Is it worth a read? For £3 yes. Will I buy the other three? I'd want change from a fiver for all three. She's spotted a dint in the market and making £1000s per Instagram post so good luck to her. But I can't get sucked in. £3 for a dip of the toe in the water is as much as I need to do. Crazy old world out there, I just want peace n quiet thank you.

I suppose the market she aims at are those that have Pizza's for Sunday lunch, wouldn't know the many uses for bicarb of soda (perhaps she doesn't either), and haven't a clue how to change a lightbulb or wire a 3 pronged plug. Because those of us of a certain generation were shown how to do these things by our Mums and Dads, and its laughable that some young thing is earning thousands because those that 'follow' her are absolutely clueless when it comes to cleaning windows.
 
I remember Green Shield Stamps and they became Argos. I remember we had Green Shield Stamps and when Argos opened you could use them as part payment towards something. I had just started working and went in and bought a pair of gold hoop earrings. They are not big and quite fine, but I still have them today and still wear them.
 
I bought something on Hire Purchase (the "never never") when I was 15. Of course, my parents had to sign the HP agreement as I was under 21, which you had to be in those days.

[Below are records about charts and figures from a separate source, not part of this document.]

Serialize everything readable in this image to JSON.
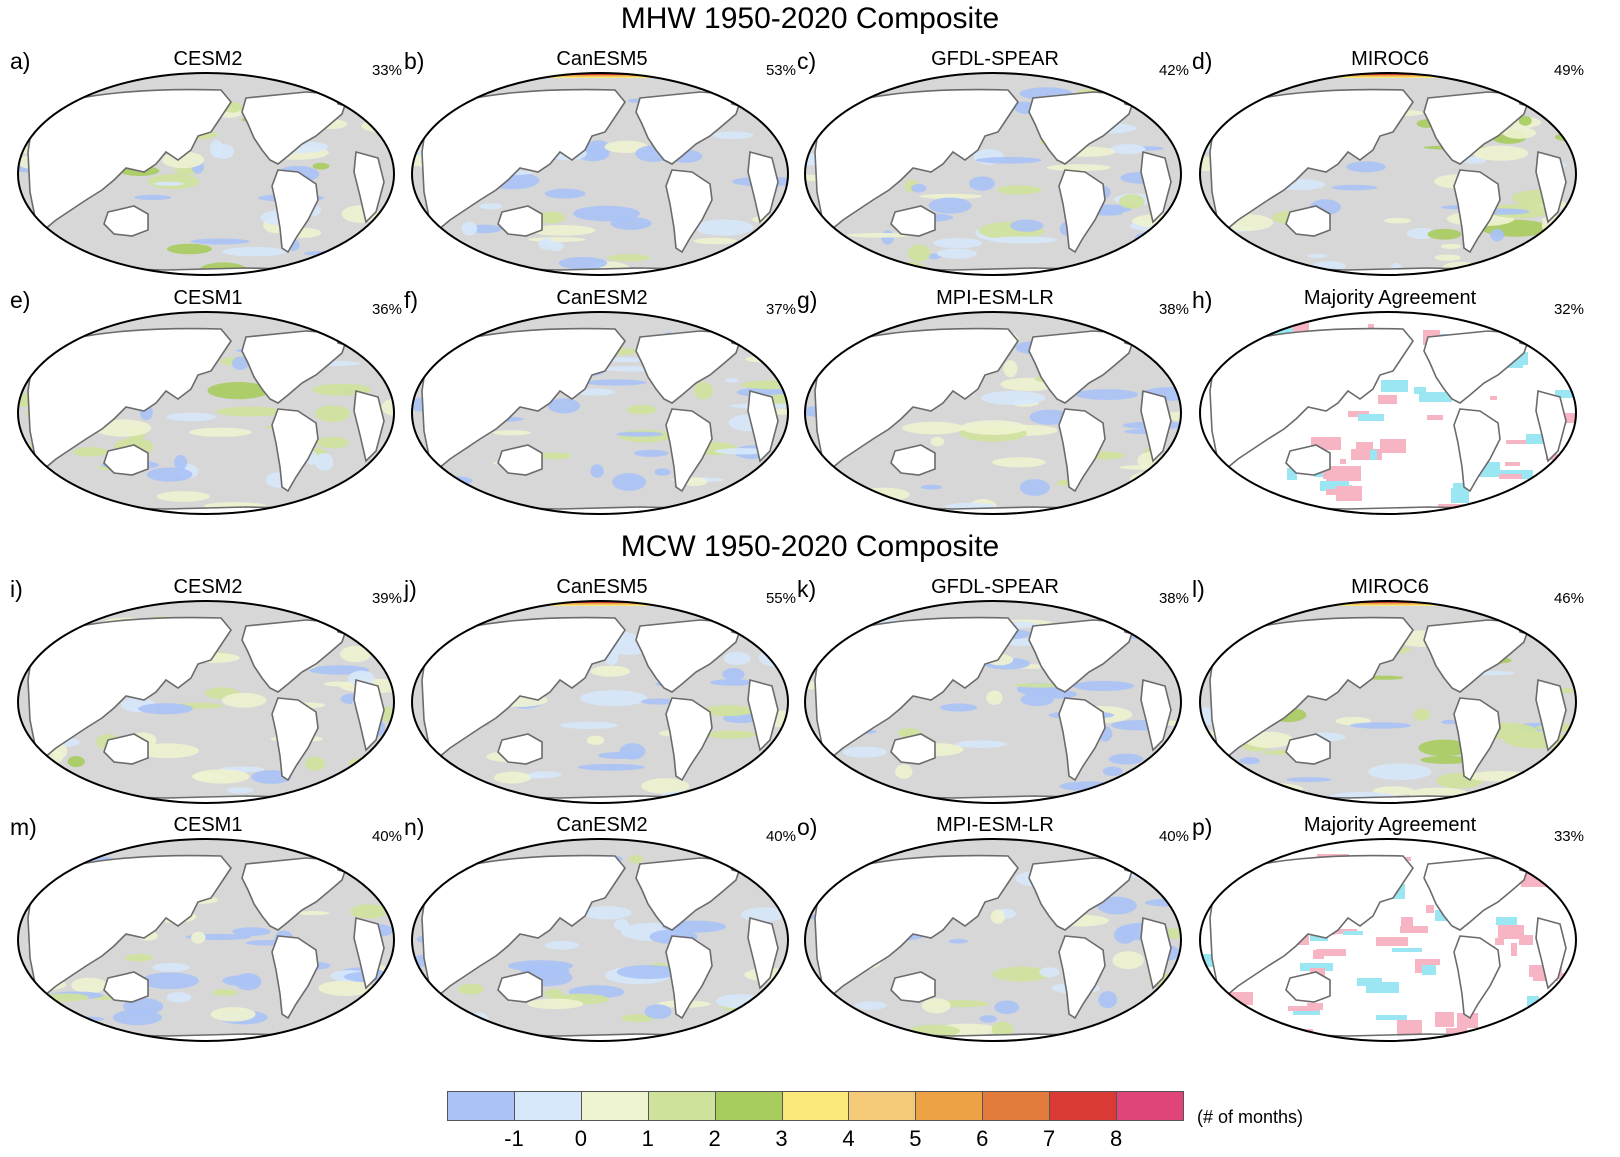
{
  "mhw_title": "MHW 1950-2020 Composite",
  "mcw_title": "MCW 1950-2020 Composite",
  "panels": [
    {
      "letter": "a)",
      "model": "CESM2",
      "pct": "33%",
      "style": "A",
      "arctic": 0
    },
    {
      "letter": "b)",
      "model": "CanESM5",
      "pct": "53%",
      "style": "B",
      "arctic": 2
    },
    {
      "letter": "c)",
      "model": "GFDL-SPEAR",
      "pct": "42%",
      "style": "B",
      "arctic": 0
    },
    {
      "letter": "d)",
      "model": "MIROC6",
      "pct": "49%",
      "style": "A",
      "arctic": 2
    },
    {
      "letter": "e)",
      "model": "CESM1",
      "pct": "36%",
      "style": "A",
      "arctic": 0
    },
    {
      "letter": "f)",
      "model": "CanESM2",
      "pct": "37%",
      "style": "B",
      "arctic": 0
    },
    {
      "letter": "g)",
      "model": "MPI-ESM-LR",
      "pct": "38%",
      "style": "B",
      "arctic": 0
    },
    {
      "letter": "h)",
      "model": "Majority Agreement",
      "pct": "32%",
      "style": "M",
      "arctic": 0
    },
    {
      "letter": "i)",
      "model": "CESM2",
      "pct": "39%",
      "style": "A",
      "arctic": 0
    },
    {
      "letter": "j)",
      "model": "CanESM5",
      "pct": "55%",
      "style": "B",
      "arctic": 2
    },
    {
      "letter": "k)",
      "model": "GFDL-SPEAR",
      "pct": "38%",
      "style": "B",
      "arctic": 0
    },
    {
      "letter": "l)",
      "model": "MIROC6",
      "pct": "46%",
      "style": "A",
      "arctic": 2
    },
    {
      "letter": "m)",
      "model": "CESM1",
      "pct": "40%",
      "style": "B",
      "arctic": 0
    },
    {
      "letter": "n)",
      "model": "CanESM2",
      "pct": "40%",
      "style": "B",
      "arctic": 0
    },
    {
      "letter": "o)",
      "model": "MPI-ESM-LR",
      "pct": "40%",
      "style": "B",
      "arctic": 0
    },
    {
      "letter": "p)",
      "model": "Majority Agreement",
      "pct": "33%",
      "style": "M",
      "arctic": 0
    }
  ],
  "colorbar": {
    "colors": [
      "#aac3f7",
      "#d7e8fb",
      "#eef3d0",
      "#cfe29b",
      "#a7cc5d",
      "#fbe87b",
      "#f4c977",
      "#eda246",
      "#e27b3c",
      "#d93b34",
      "#e0457a"
    ],
    "ticks": [
      "-1",
      "0",
      "1",
      "2",
      "3",
      "4",
      "5",
      "6",
      "7",
      "8"
    ],
    "unit": "(# of months)"
  },
  "agreement_colors": {
    "positive": "#f7b4c3",
    "negative": "#9ae6f2"
  },
  "ocean_color": "#d7d7d7",
  "land_color": "#ffffff"
}
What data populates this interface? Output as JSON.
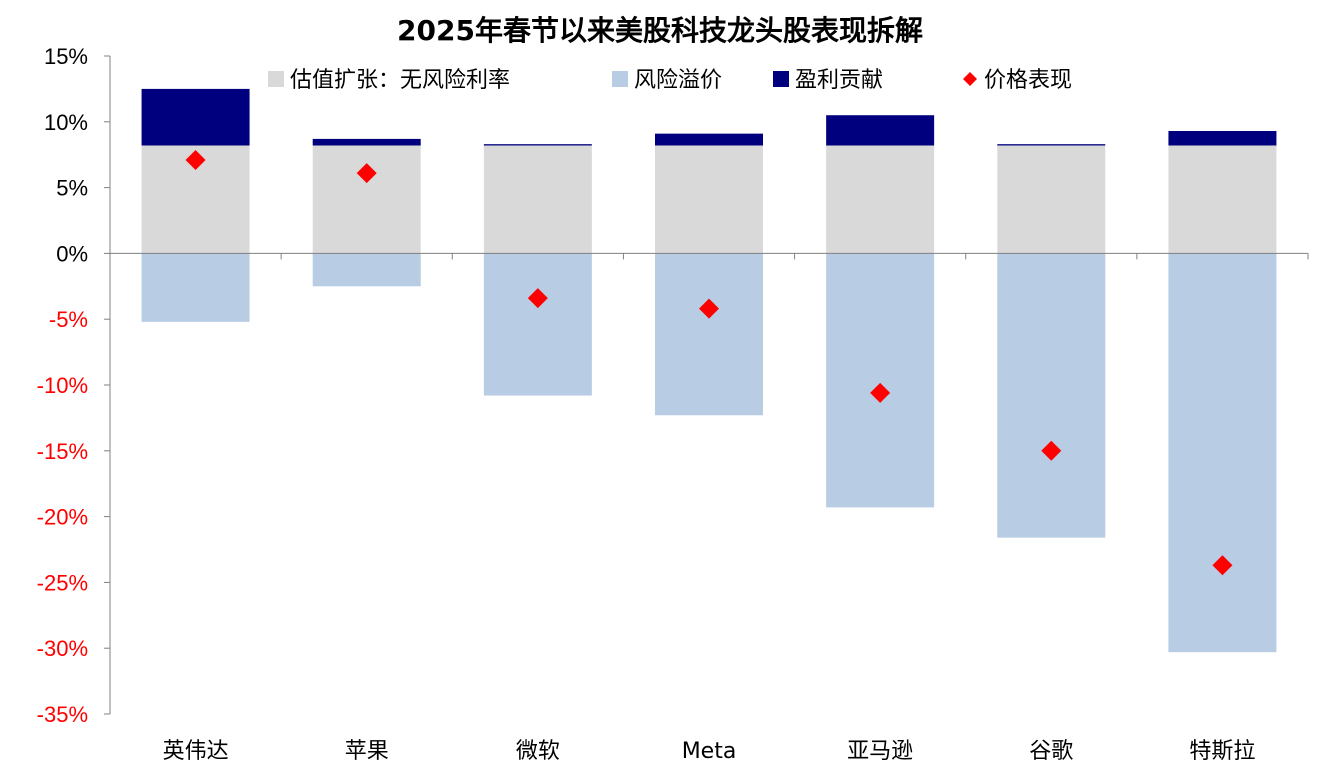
{
  "chart_data": {
    "type": "bar",
    "stacked": true,
    "title": "2025年春节以来美股科技龙头股表现拆解",
    "categories": [
      "英伟达",
      "苹果",
      "微软",
      "Meta",
      "亚马逊",
      "谷歌",
      "特斯拉"
    ],
    "series": [
      {
        "name": "估值扩张：无风险利率",
        "kind": "bar",
        "color": "#d9d9d9",
        "values": [
          8.2,
          8.2,
          8.2,
          8.2,
          8.2,
          8.2,
          8.2
        ]
      },
      {
        "name": "风险溢价",
        "kind": "bar",
        "color": "#b8cce4",
        "values": [
          -5.2,
          -2.5,
          -10.8,
          -12.3,
          -19.3,
          -21.6,
          -30.3
        ]
      },
      {
        "name": "盈利贡献",
        "kind": "bar",
        "color": "#00007f",
        "values": [
          4.3,
          0.5,
          0.1,
          0.9,
          2.3,
          0.1,
          1.1
        ]
      },
      {
        "name": "价格表现",
        "kind": "marker",
        "marker": "diamond",
        "color": "#ff0000",
        "values": [
          7.1,
          6.1,
          -3.4,
          -4.2,
          -10.6,
          -15.0,
          -23.7
        ]
      }
    ],
    "y_axis": {
      "ylim": [
        -35,
        15
      ],
      "tick_labels": [
        "15%",
        "10%",
        "5%",
        "0%",
        "-5%",
        "-10%",
        "-15%",
        "-20%",
        "-25%",
        "-30%",
        "-35%"
      ],
      "positive_color": "#000000",
      "negative_color": "#ff0000"
    },
    "legend_position": "top",
    "grid": false
  }
}
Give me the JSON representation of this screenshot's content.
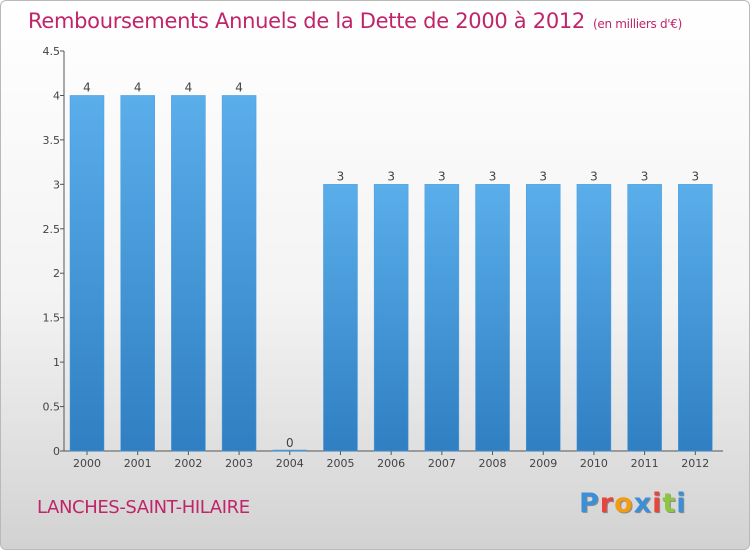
{
  "header": {
    "title": "Remboursements Annuels de la Dette de 2000 à 2012",
    "unit": "(en milliers d'€)"
  },
  "footer": {
    "commune": "LANCHES-SAINT-HILAIRE"
  },
  "logo": {
    "letters": [
      "P",
      "r",
      "o",
      "x",
      "i",
      "t",
      "i"
    ],
    "colors": [
      "#3b8fd6",
      "#e8443a",
      "#f39c12",
      "#3b8fd6",
      "#e8443a",
      "#8dc63f",
      "#3b8fd6"
    ]
  },
  "chart_data": {
    "type": "bar",
    "categories": [
      "2000",
      "2001",
      "2002",
      "2003",
      "2004",
      "2005",
      "2006",
      "2007",
      "2008",
      "2009",
      "2010",
      "2011",
      "2012"
    ],
    "values": [
      4,
      4,
      4,
      4,
      0,
      3,
      3,
      3,
      3,
      3,
      3,
      3,
      3
    ],
    "value_labels": [
      "4",
      "4",
      "4",
      "4",
      "0",
      "3",
      "3",
      "3",
      "3",
      "3",
      "3",
      "3",
      "3"
    ],
    "yticks": [
      0,
      0.5,
      1,
      1.5,
      2,
      2.5,
      3,
      3.5,
      4,
      4.5
    ],
    "ytick_labels": [
      "0",
      "0.5",
      "1",
      "1.5",
      "2",
      "2.5",
      "3",
      "3.5",
      "4",
      "4.5"
    ],
    "ylim": [
      0,
      4.5
    ],
    "grid": false,
    "bar_color": "#4b9be0"
  }
}
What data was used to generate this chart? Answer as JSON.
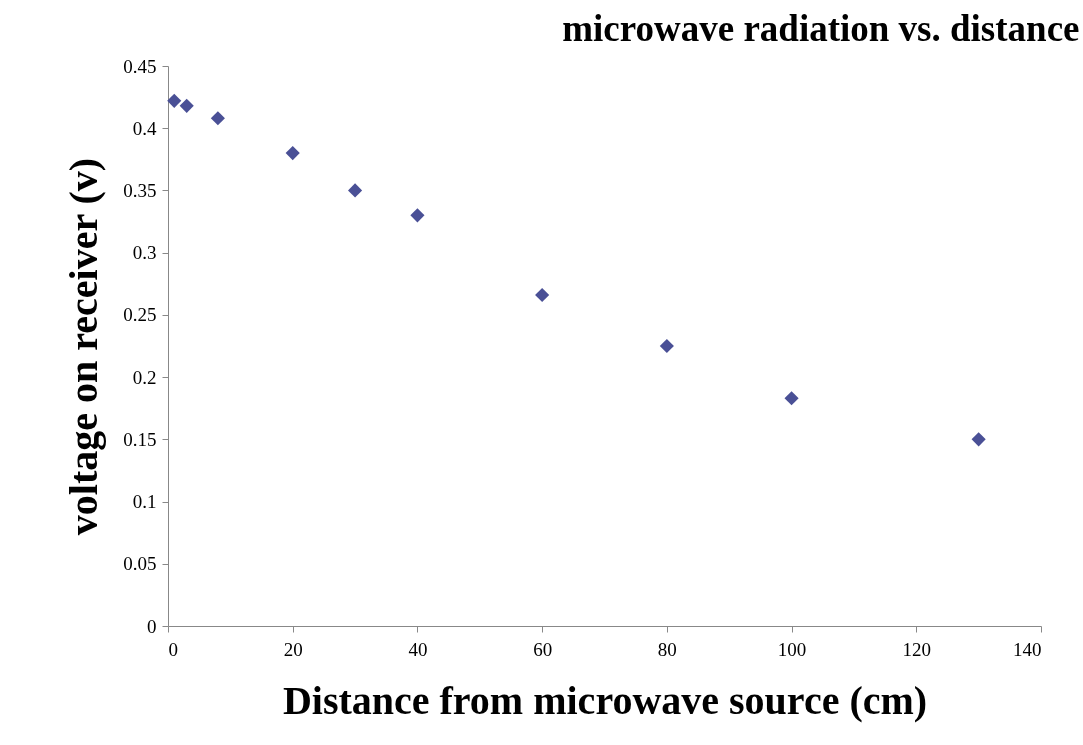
{
  "chart_data": {
    "type": "scatter",
    "title": "microwave radiation vs. distance",
    "xlabel": "Distance from microwave source (cm)",
    "ylabel": "voltage on receiver (v)",
    "x": [
      1,
      3,
      8,
      20,
      30,
      40,
      60,
      80,
      100,
      130
    ],
    "values": [
      0.422,
      0.418,
      0.408,
      0.38,
      0.35,
      0.33,
      0.266,
      0.225,
      0.183,
      0.15
    ],
    "color": "#4a5096",
    "marker": "diamond",
    "xlim": [
      0,
      140
    ],
    "xticks": [
      0,
      20,
      40,
      60,
      80,
      100,
      120,
      140
    ],
    "ylim": [
      0,
      0.45
    ],
    "yticks": [
      0,
      0.05,
      0.1,
      0.15,
      0.2,
      0.25,
      0.3,
      0.35,
      0.4,
      0.45
    ],
    "grid": false
  }
}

But I paid all the repayments by working delivering groceries after school and on Saturday, on a bike like these, complete with the wicker basket - - - -



View attachment 21490View attachment 21491


Needless to say, it was an ELECTRONIC GADGET, a reel to reel tape recorder, and it was worth every hour of working to pay for it.

I had told my best friend, who lived 3 doors away, about getting one, and his parents BOUGHT him one, as he seemed to get whatever he wanted.
My idea of a bicycle ❤️ I might just start looking for one.